Un mémoire rédigé vers 1730 par l’intendance du Dauphiné 10 estimait que sur 15 ou 16 000 minots débités annuellement au grenier à sel d’Avignon, pour les besoins du Comtat, il en passait en fraude au moins 2 000 en Dauphiné. Mais comment s’opposer efficacement à ce trafic ? La tentation était irrésistible : un comtadin payait le sel au grenier d’Avignon 8 livres 10 sols le minot ; pour la même quantité, il en coûtait 22 livres 6 sols 7 deniers à un habitant du Dauphiné s’il le prenait au même point de vente, 23 livres 4 sols 11 deniers s’il l’achetait à Pierrelatte, 24 livres 8 sols 7 deniers à Valence 11. L’imbrication des territoires et la multiplicité des enclaves rendaient la tâche des contrôleurs particulièrement difficile. Au dépôt de Grignan, n’était-on pas obligé de pratiquer trois tarifs différents : 23 livres 9 sols 4 deniers le minot pour les ressortissants du Dauphiné, 19 livres pour les communautés relevant de la Provence et 12 livres 8 sols pour les habitants d’Aubres qui étaient sujets du Pape bien que leur village fût totalement isolé au milieu du territoire français ? Du côté de la Provence et du Languedoc dont la frontière était plus facile à surveiller et où le prix du sel était un peu moins élevé, le problème n’atteignait pas la même acuité mais il n’en existait pas moins.

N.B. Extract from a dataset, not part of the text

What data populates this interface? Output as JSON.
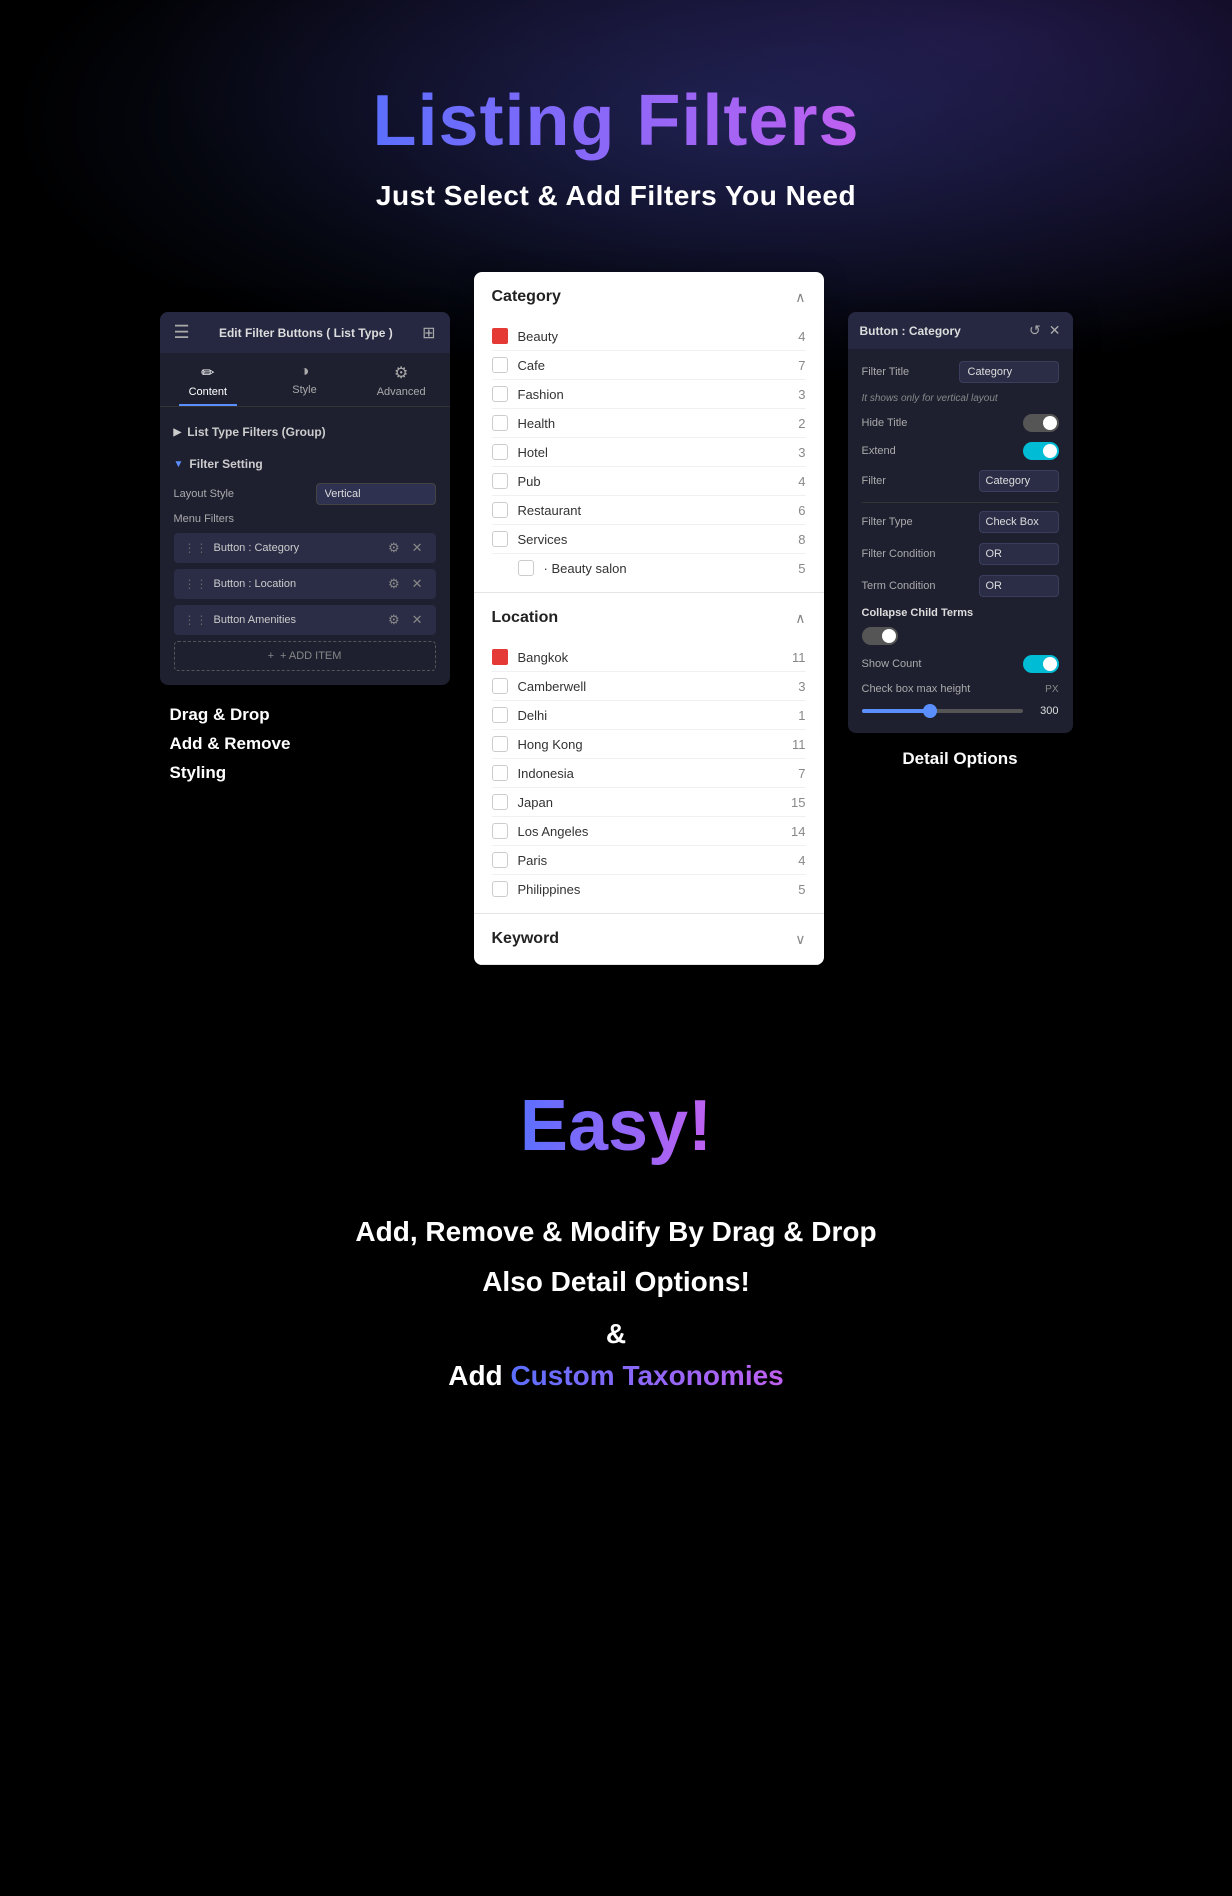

La réalité de la fraude était si évidente que les officiers du Pape eux-mêmes étaient obligés d’en convenir. Dans une ordonnance du vice-légat Bondelmonti du 7 janvier 1732 12, le rédacteur remarque que, pour vendre le sel au détail, chaque communauté du Comtat désigne un regratier ; le choix du candidat se fait aux enchères ; il tombe sur celui qui propose le prix le plus bas. Or, il arrive souvent que le titulaire de cette charge s’engage à vendre sans aucun bénéfice, voire à perte, ce qui implique nécessairement qu’il se rattrape par ailleurs, soit en faisant de la contrebande avec la France, soit en débitant du faux sel qu’il se procure auprès des fabricants de poudre qui sont nombreux dans le Comtat. Ceux-ci entretiennent ainsi un double commerce illicite : ils ravitaillent largement en poudre les sujets du roi chez qui la vente de ce produit est étroitement surveillée et contingentée et le sel, sous-produit de leur industrie, contribue à alimenter le faux-saunage.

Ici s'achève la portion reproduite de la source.